Mycobacterium tuberculosis (Mtb) is the leading cause of death from infection worldwide. The only available vaccine, BCG (Bacillus Calmette–Guérin), is given intradermally and has variable efficacy against pulmonary tuberculosis, the major cause of mortality and disease transmission. Here we show that intravenous administration of BCG profoundly alters the protective outcome of Mtb challenge in non-human primates (Macaca mulatta).
Compared with intradermal or aerosol delivery, intravenous immunization induced substantially more antigen-responsive CD4 and CD8 T cell responses in blood, spleen, bronchoalveolar lavage and lung lymph nodes.
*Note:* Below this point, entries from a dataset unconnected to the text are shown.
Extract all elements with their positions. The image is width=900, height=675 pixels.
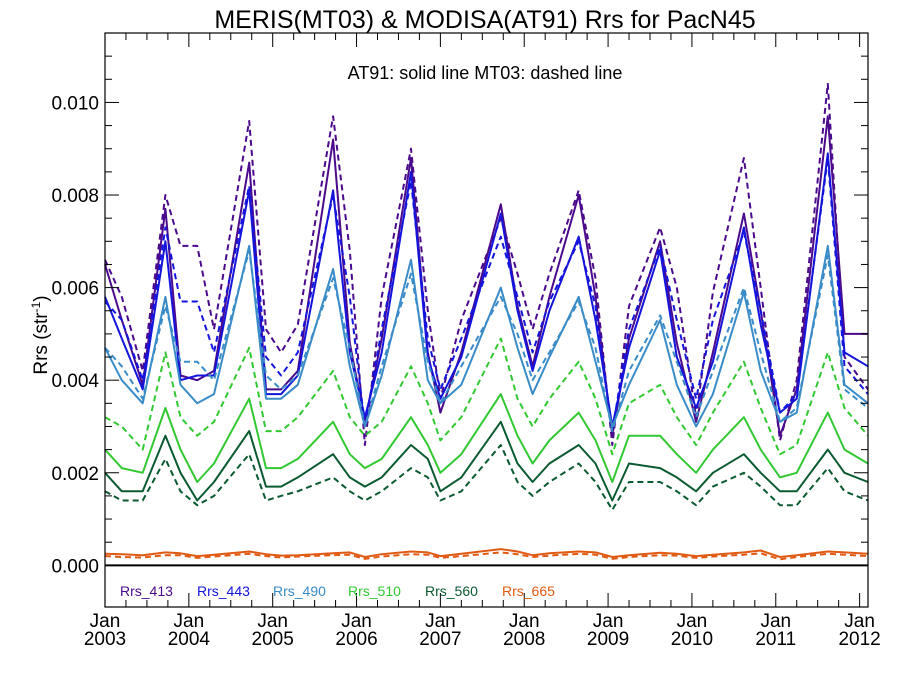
x-tick-year-label: 2009 bbox=[587, 629, 629, 650]
y-axis-label-superscript: -1 bbox=[29, 301, 43, 312]
series-rrs-560-solid bbox=[104, 420, 869, 502]
x-tick-year-label: 2006 bbox=[335, 629, 377, 650]
x-tick-month-label: Jan bbox=[509, 611, 540, 632]
axes: 0.0000.0020.0040.0060.0080.010Jan2003Jan… bbox=[51, 32, 881, 650]
series-rrs-490-solid bbox=[104, 244, 869, 428]
series-rrs-665-solid bbox=[104, 548, 869, 558]
x-tick-month-label: Jan bbox=[760, 611, 791, 632]
chart-title: MERIS(MT03) & MODISA(AT91) Rrs for PacN4… bbox=[214, 6, 755, 34]
y-tick-label: 0.008 bbox=[51, 186, 99, 207]
legend-rrs-665: Rrs_665 bbox=[502, 583, 555, 599]
y-axis-label-close: ) bbox=[31, 295, 52, 301]
legend-rrs-490: Rrs_490 bbox=[273, 583, 326, 599]
series-rrs-665-dashed bbox=[104, 551, 869, 561]
y-tick-label: 0.006 bbox=[51, 279, 99, 300]
x-tick-year-label: 2007 bbox=[419, 629, 461, 650]
legend-rrs-413: Rrs_413 bbox=[120, 583, 173, 599]
legend-rrs-443: Rrs_443 bbox=[197, 583, 250, 599]
x-tick-year-label: 2008 bbox=[503, 629, 545, 650]
x-tick-year-label: 2010 bbox=[671, 629, 713, 650]
series-rrs-560-dashed bbox=[104, 444, 869, 511]
plot-frame bbox=[104, 32, 869, 608]
x-tick-year-label: 2012 bbox=[838, 629, 880, 650]
series-rrs-413-solid bbox=[104, 115, 868, 437]
legend-rrs-560: Rrs_560 bbox=[425, 583, 478, 599]
x-tick-month-label: Jan bbox=[425, 611, 456, 632]
y-tick-label: 0.004 bbox=[51, 371, 99, 392]
series-rrs-510-dashed bbox=[104, 337, 869, 456]
x-tick-year-label: 2011 bbox=[755, 629, 796, 650]
y-tick-label: 0.002 bbox=[51, 464, 99, 485]
plot-area bbox=[104, 82, 869, 567]
x-tick-year-label: 2004 bbox=[168, 629, 211, 650]
series-rrs-413-dashed bbox=[104, 82, 869, 446]
x-tick-month-label: Jan bbox=[174, 611, 205, 632]
legend-rrs-510: Rrs_510 bbox=[348, 583, 401, 599]
x-tick-year-label: 2003 bbox=[84, 629, 126, 650]
x-tick-month-label: Jan bbox=[90, 611, 121, 632]
series-rrs-490-dashed bbox=[104, 249, 869, 433]
legend: Rrs_413 Rrs_443 Rrs_490 Rrs_510 Rrs_560 Rrs_6… bbox=[120, 583, 555, 599]
x-tick-month-label: Jan bbox=[257, 611, 288, 632]
x-tick-month-label: Jan bbox=[341, 611, 372, 632]
y-axis-label: Rrs (str-1) bbox=[29, 295, 52, 374]
series-rrs-510-solid bbox=[104, 393, 869, 483]
x-tick-month-label: Jan bbox=[677, 611, 708, 632]
y-tick-label: 0.010 bbox=[51, 93, 99, 114]
x-tick-year-label: 2005 bbox=[252, 629, 294, 650]
x-tick-month-label: Jan bbox=[844, 611, 875, 632]
y-axis-label-main: Rrs (str bbox=[31, 312, 52, 375]
line-style-annotation: AT91: solid line MT03: dashed line bbox=[348, 63, 623, 83]
series-rrs-443-solid bbox=[104, 152, 869, 428]
x-tick-month-label: Jan bbox=[593, 611, 624, 632]
y-tick-label: 0.000 bbox=[51, 556, 99, 577]
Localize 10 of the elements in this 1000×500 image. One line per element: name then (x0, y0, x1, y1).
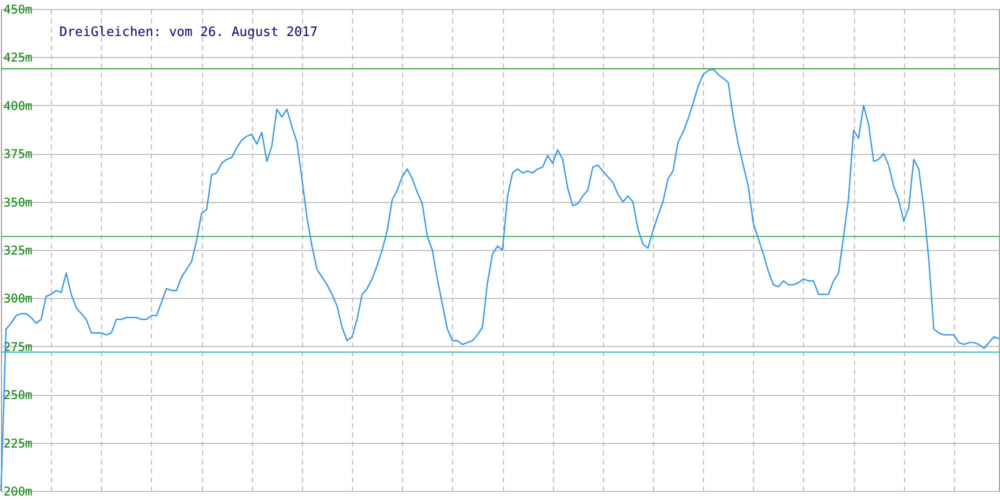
y-tick-label: 425m (4, 50, 32, 65)
text: DreiGleichen: vom 26. August 2017 (59, 25, 318, 40)
y-tick-label: 200m (4, 484, 32, 498)
y-tick-label: 375m (4, 147, 32, 162)
y-tick-label: 225m (4, 436, 32, 450)
y-tick-label: 350m (4, 195, 32, 210)
y-tick-label: 325m (4, 244, 32, 258)
y-tick-label: 400m (4, 98, 32, 113)
y-tick-label: 300m (4, 292, 32, 306)
y-tick-label: 450m (4, 2, 32, 16)
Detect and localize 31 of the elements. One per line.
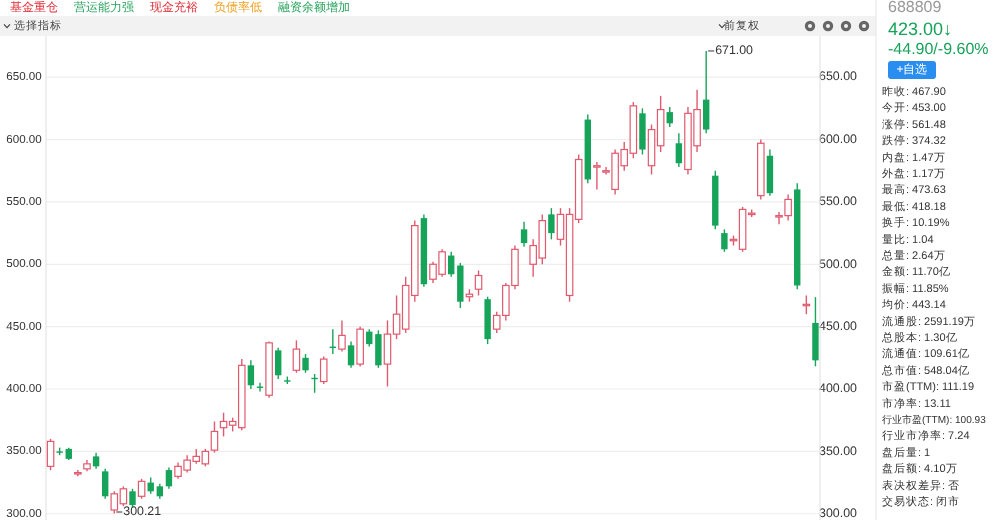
- candlestick: [548, 207, 555, 241]
- candlestick: [165, 466, 173, 490]
- candlestick: [110, 490, 119, 515]
- candlestick: [520, 221, 528, 248]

Moreover, intravenous immunization induced a high frequency of antigen-responsive T cells across all lung parenchymal tissues. Six months after BCG vaccination, macaques were challenged with virulent Mtb.
Notably, nine out of ten macaques that received intravenous BCG vaccination were highly protected, with six macaques showing no detectable levels of infection, as determined by positron emission tomography–computed tomography imaging, mycobacterial growth, pathology and granuloma formation. The finding that intravenous BCG prevents or substantially limits Mtb infection in highly susceptible rhesus macaques has important implications for vaccine delivery and clinical development, and provides a model for defining immune correlates and mechanisms of vaccine-elicited protection against tuberculosis.